No Twist In Our Sovereignty
Puzzles to solve, but how? It keeps occupying my mind. This has to do with finding the right mix of the public values that are connected to justice, humanity and autonomy, and the “neutral” position of the library (or not?). I have now attended three of the six afternoons that form part of the SURF Course on Digital Sovereignty (for Executives in the field of education & research). And would like to make up my mind as a mid-term activity.
Two years ago, in Spring 2023, I attended the SURF Course on Public Values (also in total six afternoons), together with colleagues from several educational institutes (I wrote a blog about this, “Improve the world, start doing something” – only available as part of a nonsearchable pdf).
One of the issues at that course was that we should keep our “crown jewels” in our public space, and to avoid that this public space becomes smaller and smaller. It of course was an extended discussion to come to a definition of these crown jewels. I wrote down that for me these would be our “knowledge and affiliated data”. To make sure that we would keep these crown jewels in the public domain, my conclusion was that we had to stand firm to the (Big Tech / Ed Pub) parties we are negotiating with, ánd that we can only do so by uniting ourselves. We have to transcend the individual institutional interest.

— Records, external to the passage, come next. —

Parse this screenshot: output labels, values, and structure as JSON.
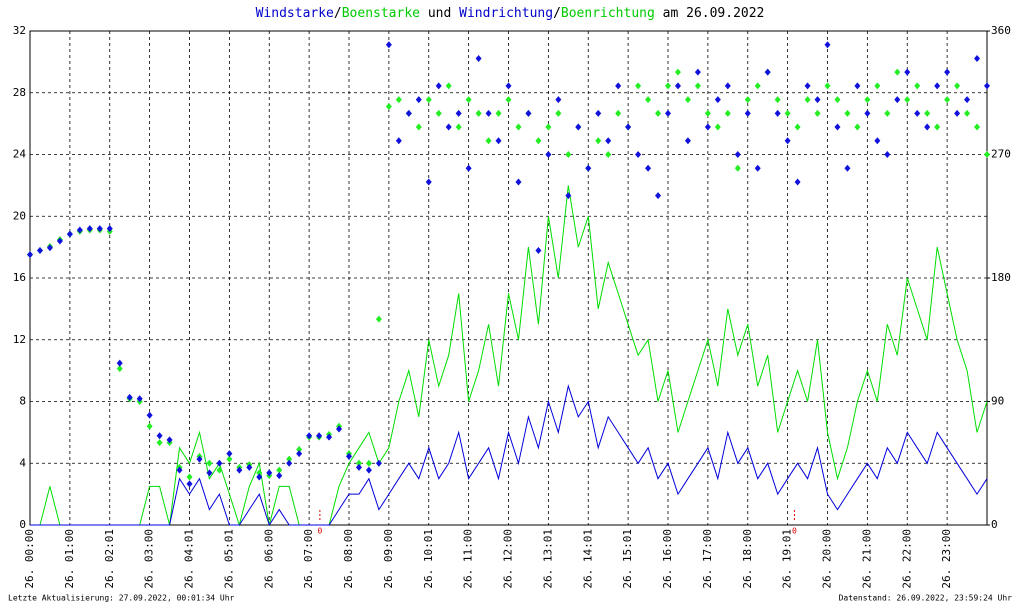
{
  "chart_data": {
    "type": "line",
    "title_parts": [
      {
        "text": "Windstarke",
        "color": "#0000cc"
      },
      {
        "text": "/",
        "color": "#000000"
      },
      {
        "text": "Boenstarke",
        "color": "#00cc00"
      },
      {
        "text": " und ",
        "color": "#000000"
      },
      {
        "text": "Windrichtung",
        "color": "#0000cc"
      },
      {
        "text": "/",
        "color": "#000000"
      },
      {
        "text": "Boenrichtung",
        "color": "#00cc00"
      },
      {
        "text": " am 26.09.2022",
        "color": "#000000"
      }
    ],
    "footer_left": "Letzte Aktualisierung: 27.09.2022, 00:01:34 Uhr",
    "footer_right": "Datenstand: 26.09.2022, 23:59:24 Uhr",
    "xlim": [
      0,
      24
    ],
    "xticks": [
      {
        "value": 0,
        "label": "26. 00:00"
      },
      {
        "value": 1,
        "label": "26. 01:00"
      },
      {
        "value": 2,
        "label": "26. 02:01"
      },
      {
        "value": 3,
        "label": "26. 03:00"
      },
      {
        "value": 4,
        "label": "26. 04:01"
      },
      {
        "value": 5,
        "label": "26. 05:01"
      },
      {
        "value": 6,
        "label": "26. 06:00"
      },
      {
        "value": 7,
        "label": "26. 07:00"
      },
      {
        "value": 8,
        "label": "26. 08:00"
      },
      {
        "value": 9,
        "label": "26. 09:00"
      },
      {
        "value": 10,
        "label": "26. 10:01"
      },
      {
        "value": 11,
        "label": "26. 11:00"
      },
      {
        "value": 12,
        "label": "26. 12:00"
      },
      {
        "value": 13,
        "label": "26. 13:01"
      },
      {
        "value": 14,
        "label": "26. 14:01"
      },
      {
        "value": 15,
        "label": "26. 15:01"
      },
      {
        "value": 16,
        "label": "26. 16:00"
      },
      {
        "value": 17,
        "label": "26. 17:00"
      },
      {
        "value": 18,
        "label": "26. 18:00"
      },
      {
        "value": 19,
        "label": "26. 19:01"
      },
      {
        "value": 20,
        "label": "26. 20:00"
      },
      {
        "value": 21,
        "label": "26. 21:00"
      },
      {
        "value": 22,
        "label": "26. 22:00"
      },
      {
        "value": 23,
        "label": "26. 23:00"
      }
    ],
    "ylim": [
      0,
      32
    ],
    "yticks": [
      0,
      4,
      8,
      12,
      16,
      20,
      24,
      28,
      32
    ],
    "y2lim": [
      0,
      360
    ],
    "y2ticks": [
      0,
      90,
      180,
      270,
      360
    ],
    "grid": true,
    "annotations": [
      {
        "x": 7.27,
        "text": "0",
        "color": "#dd0000"
      },
      {
        "x": 19.17,
        "text": "0",
        "color": "#dd0000"
      }
    ],
    "x": [
      0,
      0.25,
      0.5,
      0.75,
      1,
      1.25,
      1.5,
      1.75,
      2,
      2.25,
      2.5,
      2.75,
      3,
      3.25,
      3.5,
      3.75,
      4,
      4.25,
      4.5,
      4.75,
      5,
      5.25,
      5.5,
      5.75,
      6,
      6.25,
      6.5,
      6.75,
      7,
      7.25,
      7.5,
      7.75,
      8,
      8.25,
      8.5,
      8.75,
      9,
      9.25,
      9.5,
      9.75,
      10,
      10.25,
      10.5,
      10.75,
      11,
      11.25,
      11.5,
      11.75,
      12,
      12.25,
      12.5,
      12.75,
      13,
      13.25,
      13.5,
      13.75,
      14,
      14.25,
      14.5,
      14.75,
      15,
      15.25,
      15.5,
      15.75,
      16,
      16.25,
      16.5,
      16.75,
      17,
      17.25,
      17.5,
      17.75,
      18,
      18.25,
      18.5,
      18.75,
      19,
      19.25,
      19.5,
      19.75,
      20,
      20.25,
      20.5,
      20.75,
      21,
      21.25,
      21.5,
      21.75,
      22,
      22.25,
      22.5,
      22.75,
      23,
      23.25,
      23.5,
      23.75,
      24
    ],
    "series": [
      {
        "type": "line",
        "color": "#00dd00",
        "values": [
          0,
          0,
          2.5,
          0,
          0,
          0,
          0,
          0,
          0,
          0,
          0,
          0,
          2.5,
          2.5,
          0,
          5,
          4,
          6,
          3,
          4,
          2,
          0,
          2.5,
          4,
          0,
          2.5,
          2.5,
          0,
          0,
          0,
          0,
          2.5,
          4,
          5,
          6,
          4,
          5,
          8,
          10,
          7,
          12,
          9,
          11,
          15,
          8,
          10,
          13,
          9,
          15,
          12,
          18,
          13,
          20,
          16,
          22,
          18,
          20,
          14,
          17,
          15,
          13,
          11,
          12,
          8,
          10,
          6,
          8,
          10,
          12,
          9,
          14,
          11,
          13,
          9,
          11,
          6,
          8,
          10,
          8,
          12,
          6,
          3,
          5,
          8,
          10,
          8,
          13,
          11,
          16,
          14,
          12,
          18,
          15,
          12,
          10,
          6,
          8
        ]
      },
      {
        "type": "line",
        "color": "#0000dd",
        "values": [
          0,
          0,
          0,
          0,
          0,
          0,
          0,
          0,
          0,
          0,
          0,
          0,
          0,
          0,
          0,
          3,
          2,
          3,
          1,
          2,
          0,
          0,
          1,
          2,
          0,
          1,
          0,
          0,
          0,
          0,
          0,
          1,
          2,
          2,
          3,
          1,
          2,
          3,
          4,
          3,
          5,
          3,
          4,
          6,
          3,
          4,
          5,
          3,
          6,
          4,
          7,
          5,
          8,
          6,
          9,
          7,
          8,
          5,
          7,
          6,
          5,
          4,
          5,
          3,
          4,
          2,
          3,
          4,
          5,
          3,
          6,
          4,
          5,
          3,
          4,
          2,
          3,
          4,
          3,
          5,
          2,
          1,
          2,
          3,
          4,
          3,
          5,
          4,
          6,
          5,
          4,
          6,
          5,
          4,
          3,
          2,
          3
        ]
      },
      {
        "type": "scatter",
        "axis": "y2",
        "color": "#22ee22",
        "values": [
          197,
          200,
          203,
          208,
          212,
          214,
          215,
          215,
          214,
          114,
          92,
          90,
          72,
          60,
          60,
          42,
          35,
          50,
          45,
          40,
          48,
          42,
          44,
          38,
          36,
          40,
          48,
          55,
          64,
          64,
          66,
          72,
          52,
          45,
          45,
          150,
          305,
          310,
          300,
          290,
          310,
          300,
          320,
          290,
          310,
          300,
          280,
          300,
          310,
          290,
          300,
          280,
          290,
          300,
          270,
          290,
          260,
          280,
          270,
          300,
          290,
          320,
          310,
          300,
          320,
          330,
          310,
          320,
          300,
          290,
          300,
          260,
          310,
          320,
          330,
          310,
          300,
          290,
          310,
          300,
          320,
          310,
          300,
          290,
          310,
          320,
          300,
          330,
          310,
          320,
          300,
          290,
          310,
          320,
          300,
          290,
          270
        ]
      },
      {
        "type": "scatter",
        "axis": "y2",
        "color": "#1111dd",
        "values": [
          197,
          200,
          202,
          207,
          212,
          215,
          216,
          216,
          216,
          118,
          93,
          92,
          80,
          65,
          62,
          40,
          30,
          48,
          38,
          45,
          52,
          40,
          42,
          35,
          38,
          36,
          45,
          52,
          65,
          65,
          64,
          70,
          50,
          42,
          40,
          45,
          350,
          280,
          300,
          310,
          250,
          320,
          290,
          300,
          260,
          340,
          300,
          280,
          320,
          250,
          300,
          200,
          270,
          310,
          240,
          290,
          260,
          300,
          280,
          320,
          290,
          270,
          260,
          240,
          300,
          320,
          280,
          330,
          290,
          310,
          320,
          270,
          300,
          260,
          330,
          300,
          280,
          250,
          320,
          310,
          350,
          290,
          260,
          320,
          300,
          280,
          270,
          310,
          330,
          300,
          290,
          320,
          330,
          300,
          310,
          340,
          320
        ]
      }
    ]
  }
}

And this is still so true. I have now, at this moment, three observations that are not yet solving my puzzles, but we are getting there.
Public ownership
One of the recommendations during the course was to read the (Dutch) book by Reijer Passchier: “De vloek van Big Tech” (the curse of Big Tech). In my very brief summary, I conclude that we should try to see ownership as a collective good (again). The broader public should not only be or learn to be consumers and producers, but also ‘owners’ (capitalists, as Passchier writes). Ownership is the primal asset of Big Tech. Once, a long time ago, the purpose of ownership was to balance the interest of the creator and society as a whole. And now the big corporate ownership actually undermines the democratic rule of law, where it was actually meant to be its pillar. I read this also in [“Elon Musk wants what he can’t have: Wikipedia”[(https://archive.is/1mjMq#selection-717.0-717.45), with this citation “the improbable success of a volunteer-run website attempting to gather all the world’s knowledge is something to celebrate, not destroy.” What is publicly owned cannot be bought.
Collective action
Whatever we want to do, we cannot do it on our own. Not as an individual, not as an individual institute and not within one country. We need to transcend that institutional interest. And that is not easy. It is something I have learned in the past months, at KB, the national library of the Netherlands. The things we want to achieve (our ultimate goal is to make us in The Netherlands more creative, skilled and smart) cannot and should not be our “individual” goals. We work on this together, with so many others. And the good thing is, we are already doing this (just check our (Dutch) 2024 annual report for this). If we (in the educational and research institutes) want to be able to have a choice in the near future when selecting a learning management system, a cloud provider or data supporting software, we need to get our act together, and start to stimulate alternative solutions to avoid being left with one direction: the Big Tech “funnel”.
Picture from Surf Course; us playing the Value Compass Game
Neutrality is not the right word
When we talk about public values, we also talk about the public space. Sometimes we then refer to “save or brave spaces”, when the physical library is mentioned. And then there is also the discussion about us (= libraries) being a neutral place/organisation, or not. I read the (Dutch) article by Cubiss, in which adviser Marit Leendertse explains: “By taking a supposedly neutral stance, you are also making a choice (…) By not taking a specific stance, you are not condemning the violence, injustice or violation of human rights. When you don’t intervene or speak out, you indirectly contribute to perpetuating that injustice.” She also refers to what is written down in Article 1 of the Constitution and that a library should respect all opinions, as long as they abide by that law. “Freedom of expression is not the same as freedom of consequence.” I cannot be against this statement. What I think is essential is the way you let the conversation / debate / exhibits be executed. There the term “accountable space” comes handy again. I also referred to this one earlier. In his blog Georges Fougaras quotes the definition from the article by Elise Ahenkorah, about “Safe and Brave Spaces Don’t Work (and What You Can Do Instead)”. The definition: “Accountability means being responsible for yourself, your intentions, words, and actions. It means entering a space with good intentions, but understanding that aligning your intent with action is the true test of commitment”. So my plea would be that this is what we should organize as Libraries: accountable spaces. Any third place should be an accountable space.
Conclusions
Not all of the above might be covered under the term “Digital Sovereignty”. I know. I guess that the word Digital, as is now also true for the word IT, becomes, for our type of organisations, a bit redundant, because in essence IT and Digital are all over us. This sovereignty is something that we (as with open) should approach more holistically. We need to work together, keep our public sovereignty, ánd need to make sure that our complete space (digital and physical) is an accountable one. Think about Tanita Tikaram’s song, and make it “no twist in our sovereignty”.